A further catalog of horrors courtesy of Mao Zedong.
In this prequel to his Samuel Johnson Prize–winning Mao’s Great Famine (2010), Dikötter (Humanities/Univ. of Hong Kong) mines the Communists’ grisly early slog to power through the lives of everyday people. The victory of the Communists over Chiang Kai-shek’s Nationalists proclaimed on October 1, 1949, was supposed to bring liberation for everyone. A new orthodoxy had to be instilled in the masses, gleaned from Soviet training and Nationalist holdover ideas—e.g., a more rigorous registration of households and individuals according to class labels that would stick with them forever: good (revolutionaries, peasants) or bad (landlords, capitalists). As the police moved in to purge subversives, people scrambled to declare their allegiances to the new regime, “re-educate” themselves and denounce one another. As he did in his previous work, Dikötter wades deep into the grim reality, starting with the establishment of land reform, which helped whip up class hatred in the countryside so that laborers turned against the village leaders and traditional bonds were broken in favor of party loyalty.
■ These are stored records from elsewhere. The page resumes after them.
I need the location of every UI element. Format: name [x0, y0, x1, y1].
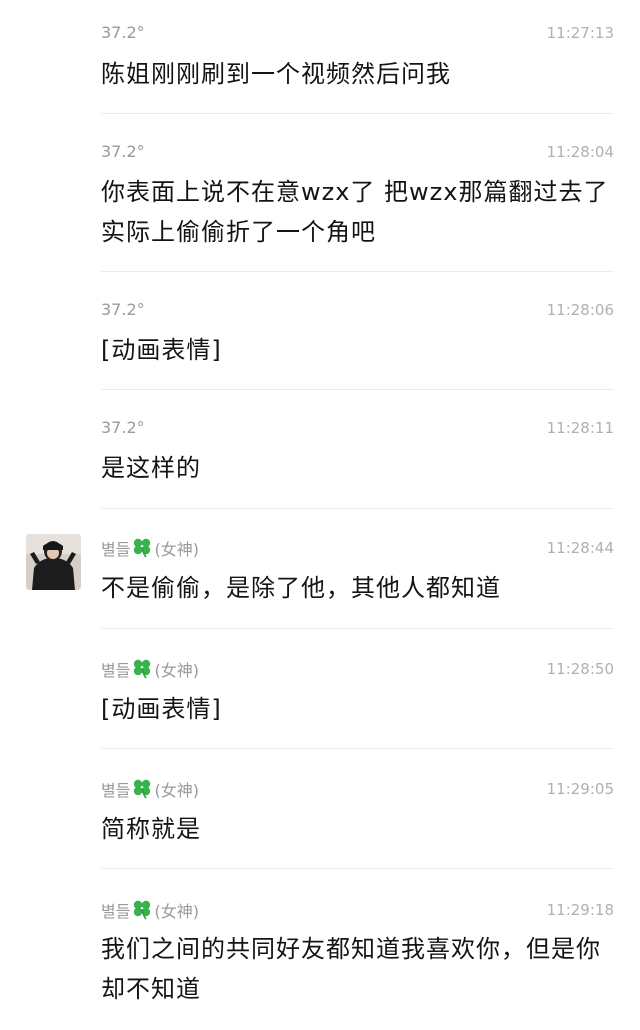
- four-leaf-clover-icon: [131, 898, 153, 927]
- four-leaf-clover-icon: [131, 657, 153, 686]
- message-text: 陈姐刚刚刷到一个视频然后问我: [101, 60, 451, 88]
- message-meta: 별들 (女神) 11:29:05: [101, 777, 614, 801]
- message-meta: 별들 (女神) 11:29:18: [101, 898, 614, 922]
- sender-name: 별들 (女神): [101, 898, 199, 927]
- message-meta: 별들 (女神) 11:28:44: [101, 536, 614, 560]
- sender-name: 별들 (女神): [101, 777, 199, 806]
- chat-message[interactable]: 37.2° 11:28:06 [动画表情]: [0, 272, 640, 390]
- sender-name-text: 별들: [101, 781, 131, 800]
- message-meta: 37.2° 11:28:04: [101, 140, 614, 164]
- chat-message[interactable]: 별들 (女神) 11:29:05 简称就是: [0, 749, 640, 869]
- sender-name-text: 별들: [101, 902, 131, 921]
- sender-name: 별들 (女神): [101, 657, 199, 686]
- sender-name: 별들 (女神): [101, 536, 199, 565]
- sender-name: 37.2°: [101, 418, 145, 437]
- sender-name-text: 별들: [101, 540, 131, 559]
- four-leaf-clover-icon: [131, 777, 153, 806]
- message-time: 11:28:06: [546, 301, 614, 319]
- message-text: 是这样的: [101, 454, 201, 482]
- chat-message[interactable]: 37.2° 11:28:11 是这样的: [0, 390, 640, 509]
- sender-name: 37.2°: [101, 23, 145, 42]
- message-text: [动画表情]: [101, 336, 222, 364]
- chat-message[interactable]: 별들 (女神) 11:29:18 我们之间的共同好友都知道我喜欢你，但是你却不知道: [0, 869, 640, 1030]
- message-time: 11:29:05: [546, 780, 614, 798]
- message-time: 11:28:04: [546, 143, 614, 161]
- user-avatar[interactable]: [26, 534, 81, 590]
- chat-message[interactable]: 별들 (女神) 11:28:44 不是偷偷，是除了他，其他人都知道: [0, 509, 640, 629]
- sender-name: 37.2°: [101, 300, 145, 319]
- message-text: 简称就是: [101, 815, 201, 843]
- four-leaf-clover-icon: [131, 536, 153, 565]
- message-text: 不是偷偷，是除了他，其他人都知道: [101, 574, 501, 602]
- chat-message[interactable]: 37.2° 11:28:04 你表面上说不在意wzx了 把wzx那篇翻过去了 实…: [0, 114, 640, 272]
- message-meta: 37.2° 11:27:13: [101, 21, 614, 45]
- sender-tag: (女神): [154, 781, 199, 800]
- message-time: 11:28:50: [546, 660, 614, 678]
- avatar-image: [26, 534, 81, 590]
- chat-message[interactable]: 37.2° 11:27:13 陈姐刚刚刷到一个视频然后问我: [0, 0, 640, 114]
- sender-name-text: 별들: [101, 661, 131, 680]
- message-time: 11:27:13: [546, 24, 614, 42]
- sender-tag: (女神): [154, 661, 199, 680]
- message-text: 我们之间的共同好友都知道我喜欢你，但是你却不知道: [101, 935, 601, 1003]
- message-time: 11:29:18: [546, 901, 614, 919]
- message-meta: 37.2° 11:28:11: [101, 416, 614, 440]
- sender-tag: (女神): [154, 902, 199, 921]
- message-time: 11:28:44: [546, 539, 614, 557]
- message-text: 你表面上说不在意wzx了 把wzx那篇翻过去了 实际上偷偷折了一个角吧: [101, 178, 609, 246]
- sender-tag: (女神): [154, 540, 199, 559]
- sender-name: 37.2°: [101, 142, 145, 161]
- message-meta: 별들 (女神) 11:28:50: [101, 657, 614, 681]
- message-text: [动画表情]: [101, 695, 222, 723]
- message-time: 11:28:11: [546, 419, 614, 437]
- message-meta: 37.2° 11:28:06: [101, 298, 614, 322]
- chat-message[interactable]: 별들 (女神) 11:28:50 [动画表情]: [0, 629, 640, 749]
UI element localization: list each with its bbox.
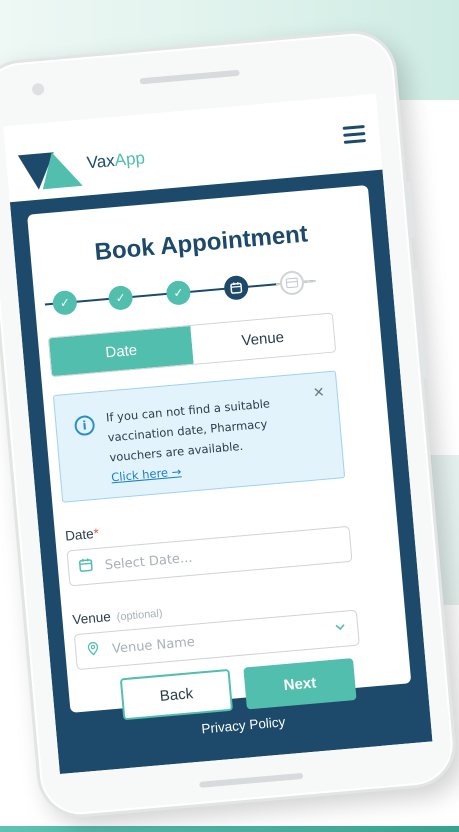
calendar-icon xyxy=(68,557,103,578)
venue-label-text: Venue xyxy=(71,609,112,628)
alert-message-text: If you can not find a suitable vaccinati… xyxy=(105,396,271,465)
side-button-volume xyxy=(413,268,428,379)
required-mark: * xyxy=(92,525,100,542)
optional-hint: (optional) xyxy=(116,607,163,624)
back-button[interactable]: Back xyxy=(119,668,234,721)
page-title: Book Appointment xyxy=(93,220,309,266)
step-3-check-icon: ✓ xyxy=(165,279,192,306)
date-label: Date* xyxy=(65,526,100,544)
camera-dot xyxy=(31,82,45,96)
chevron-down-icon[interactable] xyxy=(335,620,346,635)
info-icon: i xyxy=(73,414,96,437)
content-area: Book Appointment ✓ ✓ ✓ Date Venue i If y… xyxy=(9,169,433,775)
speaker-slot xyxy=(139,69,240,85)
tab-venue[interactable]: Venue xyxy=(190,313,336,364)
date-venue-tabs: Date Venue xyxy=(47,312,337,378)
step-4-calendar-icon xyxy=(223,274,250,301)
phone-body: VaxApp Book Appointment ✓ ✓ ✓ Date Venue… xyxy=(0,27,459,821)
brand-name[interactable]: VaxApp xyxy=(86,148,146,173)
brand-name-app: App xyxy=(113,148,146,170)
date-input[interactable] xyxy=(102,539,307,574)
date-label-text: Date xyxy=(64,526,95,544)
booking-card: Book Appointment ✓ ✓ ✓ Date Venue i If y… xyxy=(27,184,412,721)
alert-message: If you can not find a suitable vaccinati… xyxy=(105,391,301,487)
vaxapp-logo-icon xyxy=(17,152,83,190)
step-2-check-icon: ✓ xyxy=(107,284,134,311)
side-button-power xyxy=(405,181,416,238)
next-button[interactable]: Next xyxy=(243,658,357,710)
info-alert: i If you can not find a suitable vaccina… xyxy=(52,370,346,503)
step-1-check-icon: ✓ xyxy=(51,289,78,316)
home-bar xyxy=(199,772,304,788)
progress-stepper: ✓ ✓ ✓ xyxy=(44,266,337,317)
date-field[interactable] xyxy=(66,525,353,587)
location-pin-icon xyxy=(76,640,111,661)
brand-name-vax: Vax xyxy=(85,150,116,173)
step-5-card-icon xyxy=(278,269,305,296)
tab-date[interactable]: Date xyxy=(48,325,194,377)
venue-input[interactable] xyxy=(109,622,315,658)
hamburger-menu-icon[interactable] xyxy=(342,125,366,145)
phone-screen: VaxApp Book Appointment ✓ ✓ ✓ Date Venue… xyxy=(3,93,433,775)
venue-label: Venue (optional) xyxy=(71,605,163,628)
phone-mockup: VaxApp Book Appointment ✓ ✓ ✓ Date Venue… xyxy=(0,27,459,821)
close-icon[interactable]: ✕ xyxy=(312,385,325,402)
background-bottom-strip xyxy=(0,826,459,832)
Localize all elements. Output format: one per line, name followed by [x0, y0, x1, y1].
Poverty prevailed, the economy shut down, and suspicion was rampant: Mao warned of “secret agents and…bandits” still lurking and struck at the imperialist enemy on the Sino-Korean border in October 1950. The Great Terror ensued, followed by the suppression of foreigners, religious people, and even rats and vermin (due to a hysteria over germ warfare). The implementation of collectivization, based on the Soviet model, would seal the coffin for the masses, introducing famine and starvation. Dikötter marshals his meticulous research to show how Mao continually set up expectations only to mow them viciously down.
Under the “shiny surface” of Mao’s propaganda, the author ably reveals the violence and misery.